I naturally outline using the Roman Numbers, letters, etc. system, indents and all (I even turn it on in Word). It's how I tend to organize my thoughts on paper - past the initial brain-storming stage, anyhow. Hell, it's even how I took notes during lecture in college. What, you mean everyone doesn't unconsciously break down and reconstruct the strucutre of the lecture as they hear it? ;p

That being said, I know I am something of an abberation, and so I see Lyda's point. And even when I do outline, I find I tend to stray as the writing itself commences. Which is okay. One of the biggest traps with "outlining" or "overviewing" or whatever you want to call it is thinking you MUST follow the plan as originally set down. No, no, no! Writing is a creative process, and it needs freedom to move and mutate. Whether that take the form of a minor variation from The Structured Plan, or is more of a "we need to get to California...head west!" process is up to each writer.

Find what works for you - and keep finding and adjusting it as necessary.

Anonymous said...

Okay, Doug, so I suppose I don't think anyone... is a bit more absolute than necessary, though I'll still submit that you're the odd duck on that one.

Douglas Hulick said...

I actually tend to agree with you, Sean, in that the "classic" outline model lends itself better to essays, arguments, etc. It is wonderful for organizing thoughts, building structure, adressing specific talking points, and so on.

Is it the best model for creative writing, though? Depends on the writer.
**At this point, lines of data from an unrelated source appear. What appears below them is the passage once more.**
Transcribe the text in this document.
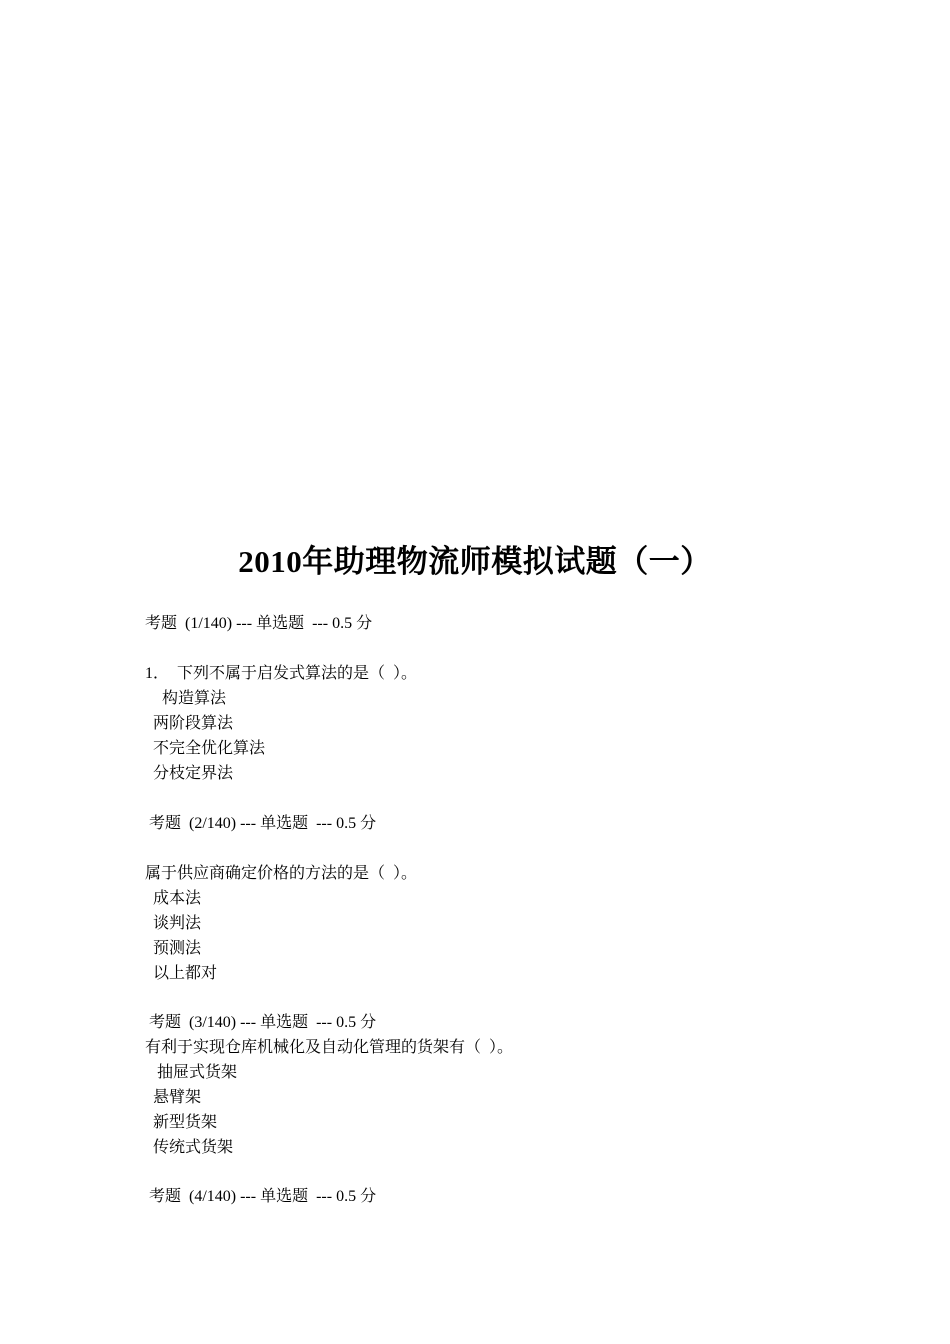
2010年助理物流师模拟试题（一）
考题  (1/140) --- 单选题  --- 0.5 分
1．  下列不属于启发式算法的是（  ）。
构造算法
两阶段算法
不完全优化算法
分枝定界法
考题  (2/140) --- 单选题  --- 0.5 分
属于供应商确定价格的方法的是（  ）。
成本法
谈判法
预测法
以上都对
考题  (3/140) --- 单选题  --- 0.5 分
有利于实现仓库机械化及自动化管理的货架有（  ）。
抽屉式货架
悬臂架
新型货架
传统式货架
考题  (4/140) --- 单选题  --- 0.5 分
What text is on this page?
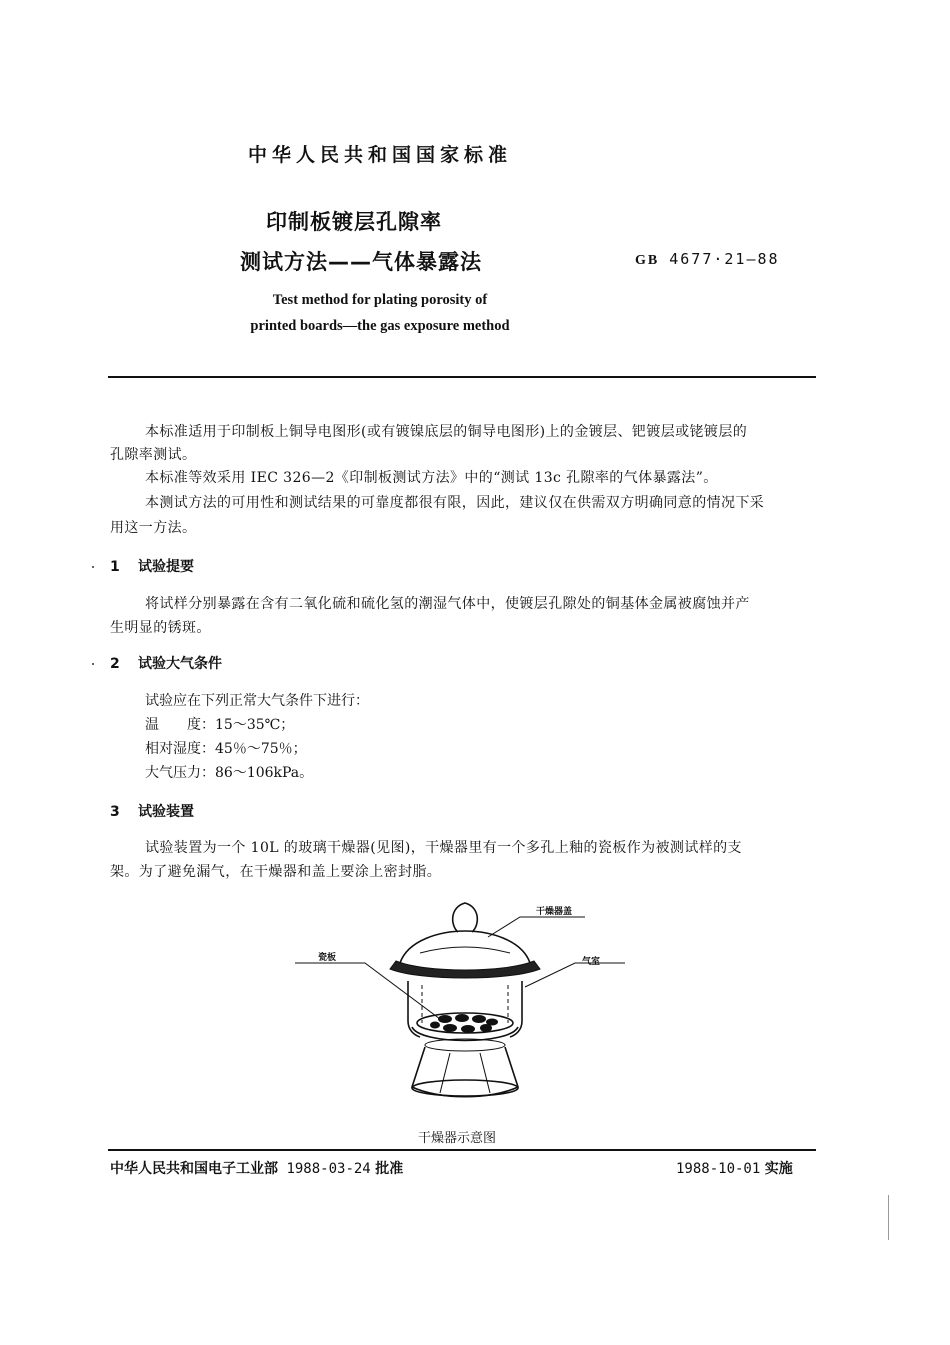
中华人民共和国国家标准
印制板镀层孔隙率
测试方法——气体暴露法	GB 4677·21—88
Test method for plating porosity of
printed boards—the gas exposure method
本标准适用于印制板上铜导电图形(或有镀镍底层的铜导电图形)上的金镀层、钯镀层或铑镀层的
孔隙率测试。
本标准等效采用 IEC 326—2《印制板测试方法》中的“测试 13c 孔隙率的气体暴露法”。
本测试方法的可用性和测试结果的可靠度都很有限，因此，建议仅在供需双方明确同意的情况下采
用这一方法。
1 试验提要
将试样分别暴露在含有二氧化硫和硫化氢的潮湿气体中，使镀层孔隙处的铜基体金属被腐蚀并产
生明显的锈斑。
2 试验大气条件
试验应在下列正常大气条件下进行：
温　　度：15～35℃；
相对湿度：45％～75％；
大气压力：86～106kPa。
3 试验装置
试验装置为一个 10L 的玻璃干燥器(见图)，干燥器里有一个多孔上釉的瓷板作为被测试样的支
架。为了避免漏气，在干燥器和盖上要涂上密封脂。
干燥器盖
瓷板	气室
干燥器示意图
中华人民共和国电子工业部 1988-03-24 批准	1988-10-01 实施
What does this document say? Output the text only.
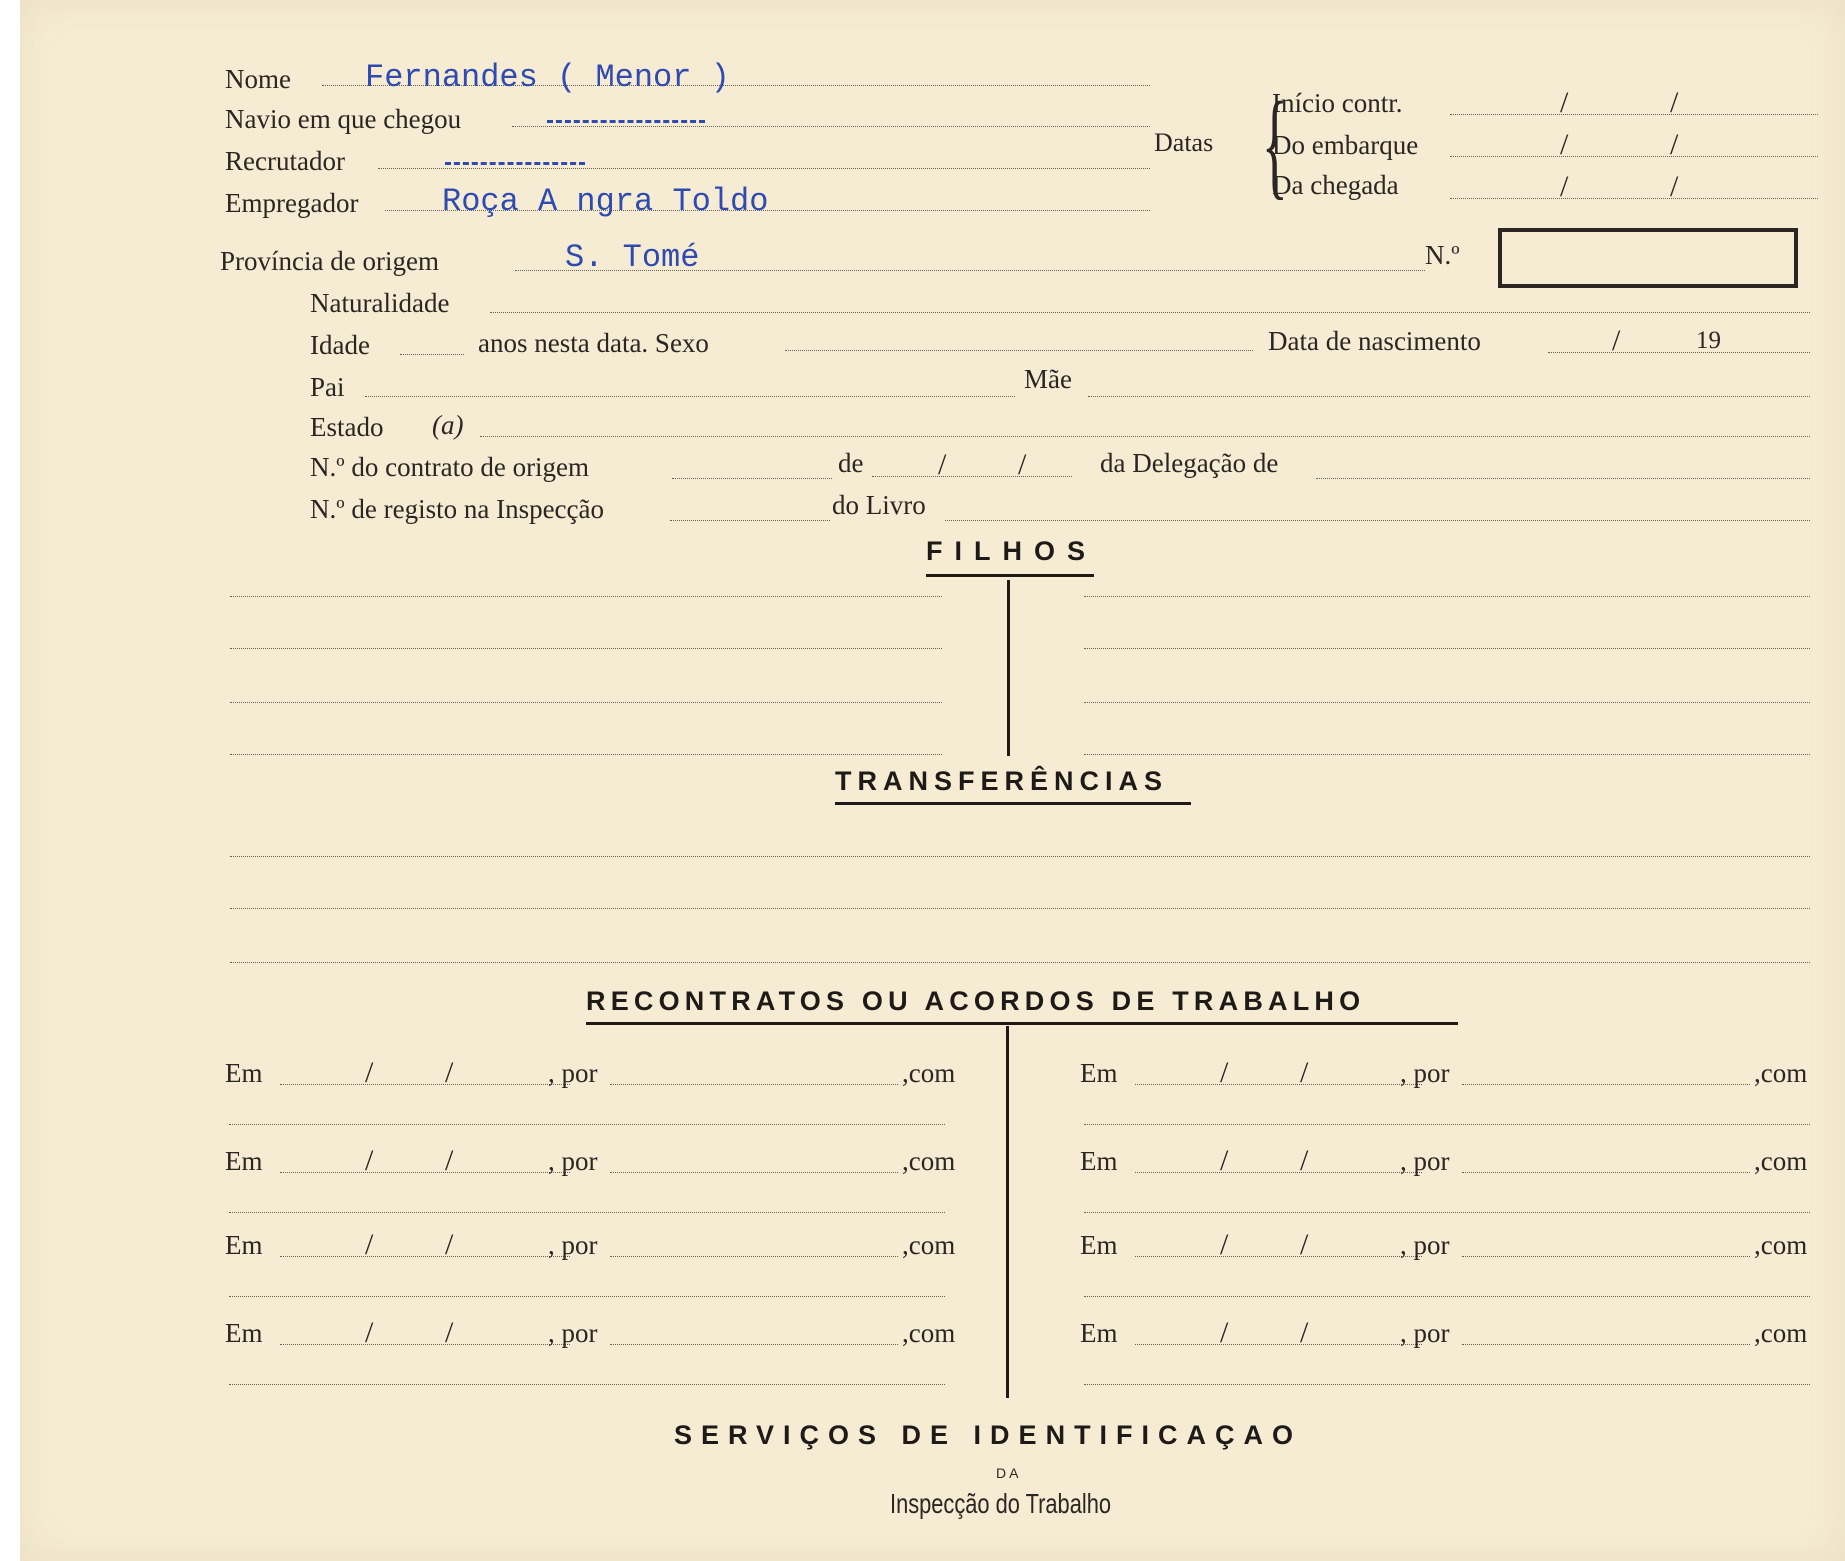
Nome Fernandes ( Menor )
Navio em que chegou
Recrutador
Empregador	Roça A ngra Toldo
Datas {
Início contr.	/	/
Do embarque	/	/
Da chegada	/	/
Província de origem	S. Tomé	N.º
Naturalidade
Idade	anos nesta data. Sexo	Data de nascimento	/	19
Pai	Mãe
Estado (a)
N.º do contrato de origem	de / /	da Delegação de
N.º de registo na Inspecção	do Livro
FILHOS
TRANSFERÊNCIAS
RECONTRATOS OU ACORDOS DE TRABALHO
SERVIÇOS DE IDENTIFICAÇAO
DA
Inspecção do Trabalho
Em	/ /	, por	,com
Em	/ /	, por	,com
Em	/ /	, por	,com
Em	/ /	, por	,com
Em	/ /	, por	,com
Em	/ /	, por	,com
Em	/ /	, por	,com
Em	/ /	, por	,com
Since I tend to lean that way in terms out outlining, it is where I go first, but that doesn't always mean it works the best. Frankly, I am still trying to find the "right" system for me with longer pieces of fiction, much as Kelly had to do with his first few books. I'm just many books behind. :)

So while I think in terms of classic outline, in some ways I am still trying to determine if that it what serves me best when it comes to developing and laying out the story itself.

Kelly Swails said...

I like the "car trip" analogy, though my trip is a little more detailed. As in, "We're absolutely starting in Maine. We're definitely stopping in St. Louis, Grand Canyon, and Vegas. We're definitely ending on Hollywood Boulevard. If we get there via Canada, whatever. Oh, and if I find during the trip one of my friends is an ax murder? Fantastic!"

lydamorehouse said...

It might not matter what you call it, but when I first started writing novels I felt I HAD to outline like that and it pretty much scared the crap out of me.